“Passato Ferragosto, l’estate scivola verso la sua parte finale ed è già tempo di fare qualche bilancio”: perciò, l’Associazione Ospitalità religiosa ha contattato gli oltre tremila gestori delle case religiose e no-profit che in Italia si dedicano all’ospitalità, compresa quella estiva per i vacanzieri, per un primo bilancio.

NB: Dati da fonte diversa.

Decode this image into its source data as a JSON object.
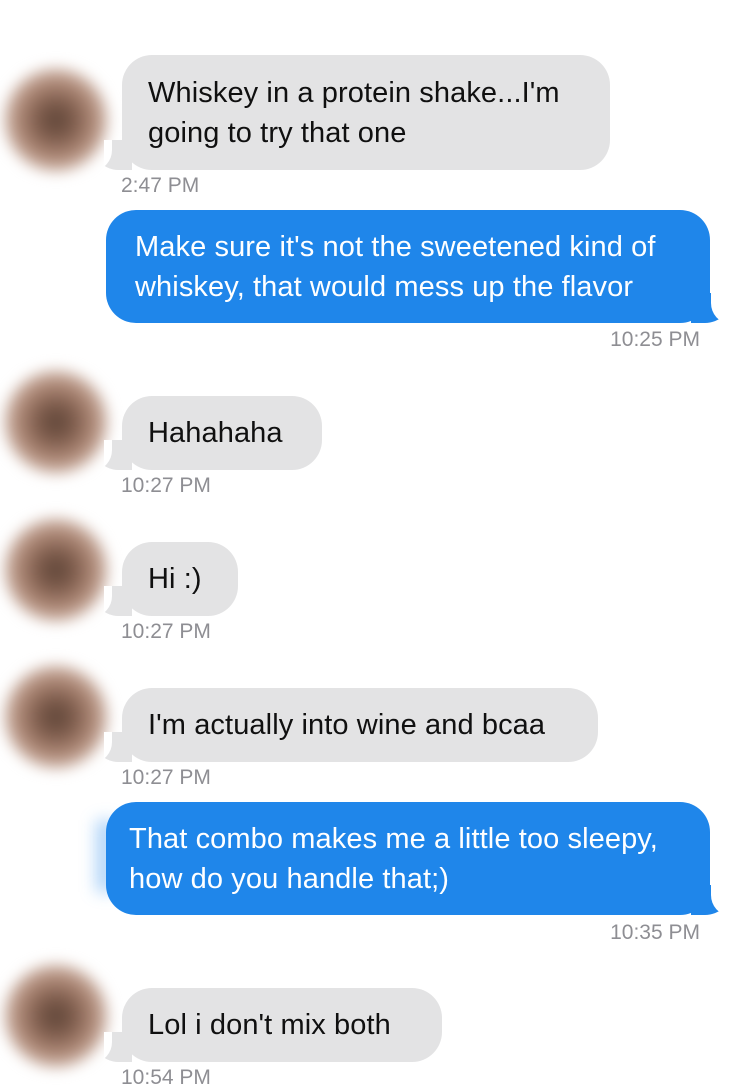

“Un primo raffronto è stato fatto con l’estate 2020, per capire se il 2021 vale o no la ripresa. Le presenze nell’ospitalità religiosa segnano in media un +29%. Tra i gestori, l’86% ha registrato un incremento, mentre il 14% lamenta ancora un ulteriore calo anche quest’anno”, sottolinea Fabio Rocchi, presidente dell’Associazione Ospitalità religiosa italiana. L’Associazione ha voluto però fare i conti anche col 2019, ultimo anno “normale”. “Rispetto a quella annata, due gestori su 3 dichiarano perdite di presenze, mentre il restante terzo vive con soddisfazione un rincuorante aumento. Il bilancio complessivo medio del 2021 rispetto al 2019 si chiuderà comunque con un saldo negativo del 23%”, ricorda Rocchi, che evidenzia: “Siamo quindi ben lungi dal lasciarci la crisi alle spalle, soprattutto sul fronte delle attività benefiche che vivono proprio con questi introiti”. Ma come guardano a questi dati le tante comunità religiose e laiche no-profit dedicate all’ospitalità? Pur considerando la “tara” dell’emergenza sanitaria, “la maggior parte ritiene l’andamento della stagione estiva 2021 accettabile (49%), se non addirittura ottimo (20%) o eccellente (4%). Non manca però chi esprime invece una valutazione insufficiente (22%) o addirittura deludente (5%)”, spiega il presidente dell’Associazione Ospitalità religiosa italiana.
E le prospettive? “Il 47% dei gestori manifesta fiducia nel futuro e continuerà nella missione dell’ospitalità. Dello stesso parere anche un altro 45%, che però ritiene di dover rivedere alcuni aspetti organizzativi per far funzionare al meglio l’accoglienza. L’8%, invece, ha deciso di spostare ogni valutazione a fine stagione per decidere se proseguire nell’ospitalità. Va ricordato che nel primo anno della crisi sanitaria già centinaia di strutture avevano chiuso definitivamente i battenti”, conclude Rocchi.